Wykluczenie Szymańskiego nie było przypadkowe?!
Pomocnik AEK-u Ateny Damian Szymański w ostatnim meczu sezonu zasadniczego z Asterasem Tripolis już po ostatnim gwizdku za dyskusje z sędzią został ukarany drugą żółtą kartką, ale zachowanie to nie było do końca przypadkowe.
Szymański przed tym ostatnim meczem miał na swoim konice sześć żółtych kartek i każda kolejna wykluczyłaby go z gry na dwa kolejne mecze. Dlatego też nie wyszedł do gry w podstawowym składzie, ale pojawił się w drugiej odsłonie konfrontacji. W doliczonym czasie gry ukarany został jednak żółtą kartką i pojawił się problem, bo trener ostrzegał go, że musi być ostrożny.
Polak po ostatnim gwizdku podszedł do sędziego i powiedział mu, że został ukarany kartką choć nie popełnił żadnego faulu i że przez to traci kolejne mecze. Za agresywny charakter tych słów ukarany został drugą żółtą kartką, co zmieniło jego sytuację w kontekście meczów play-off, bowiem po wykluczeniu za dwie żółte kartki obowiązuje absencja tylko w jednym meczu.
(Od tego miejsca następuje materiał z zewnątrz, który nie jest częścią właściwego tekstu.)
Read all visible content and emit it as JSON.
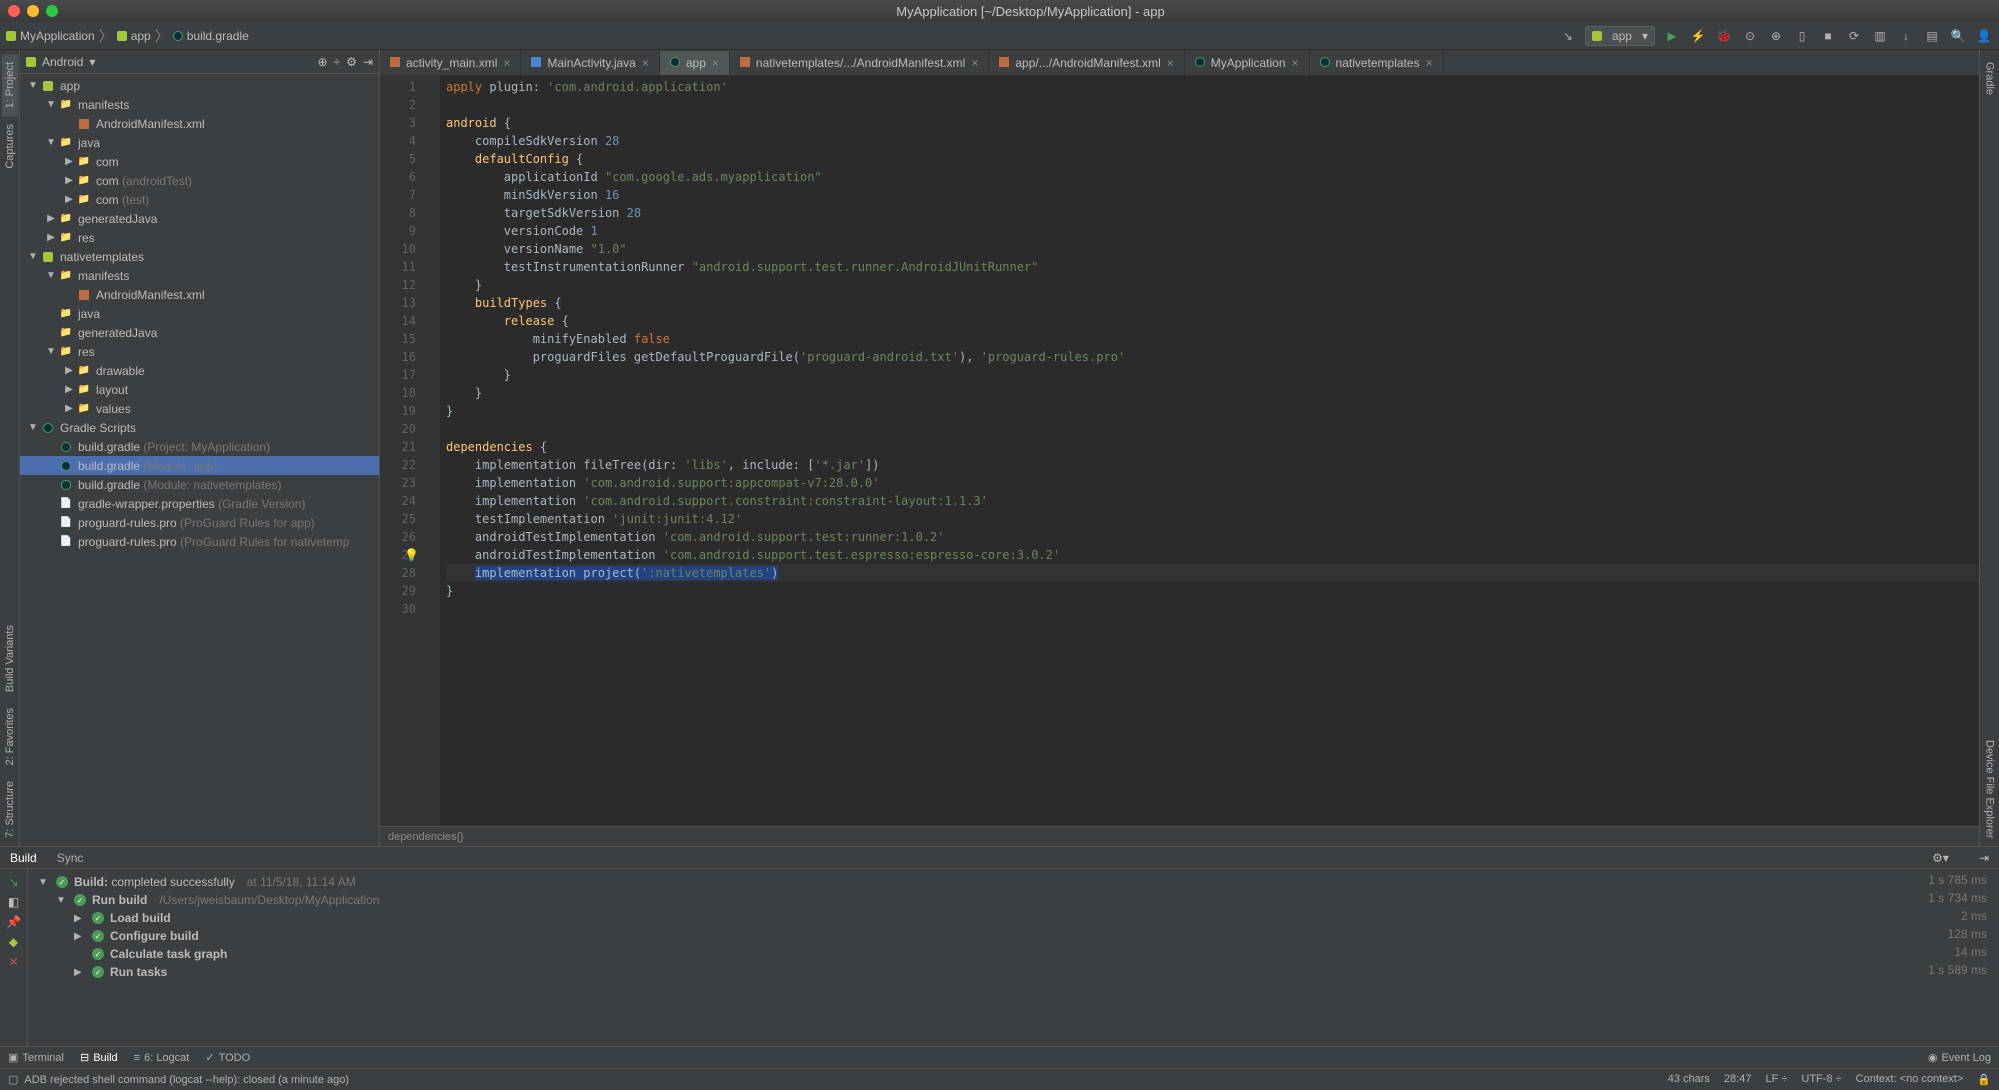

Kartki w barażach są zerowane, ale kary z sezonu zasadniczego pozostają.
Niestety to działanie może przynieść więcej szkód niż pożytku, bowiem według regulaminu za celowe otrzymanie drugiej żółtej kartki, by uniknąć większej kary może grozić dotkliwsza kara, bo dwóch meczów za siedem kartek i jednego za dwie żółte uzyskane w meczu z Asterasem.
Komisja Dyscyplinarna Super League zapewne przeanalizuje całą sytuację.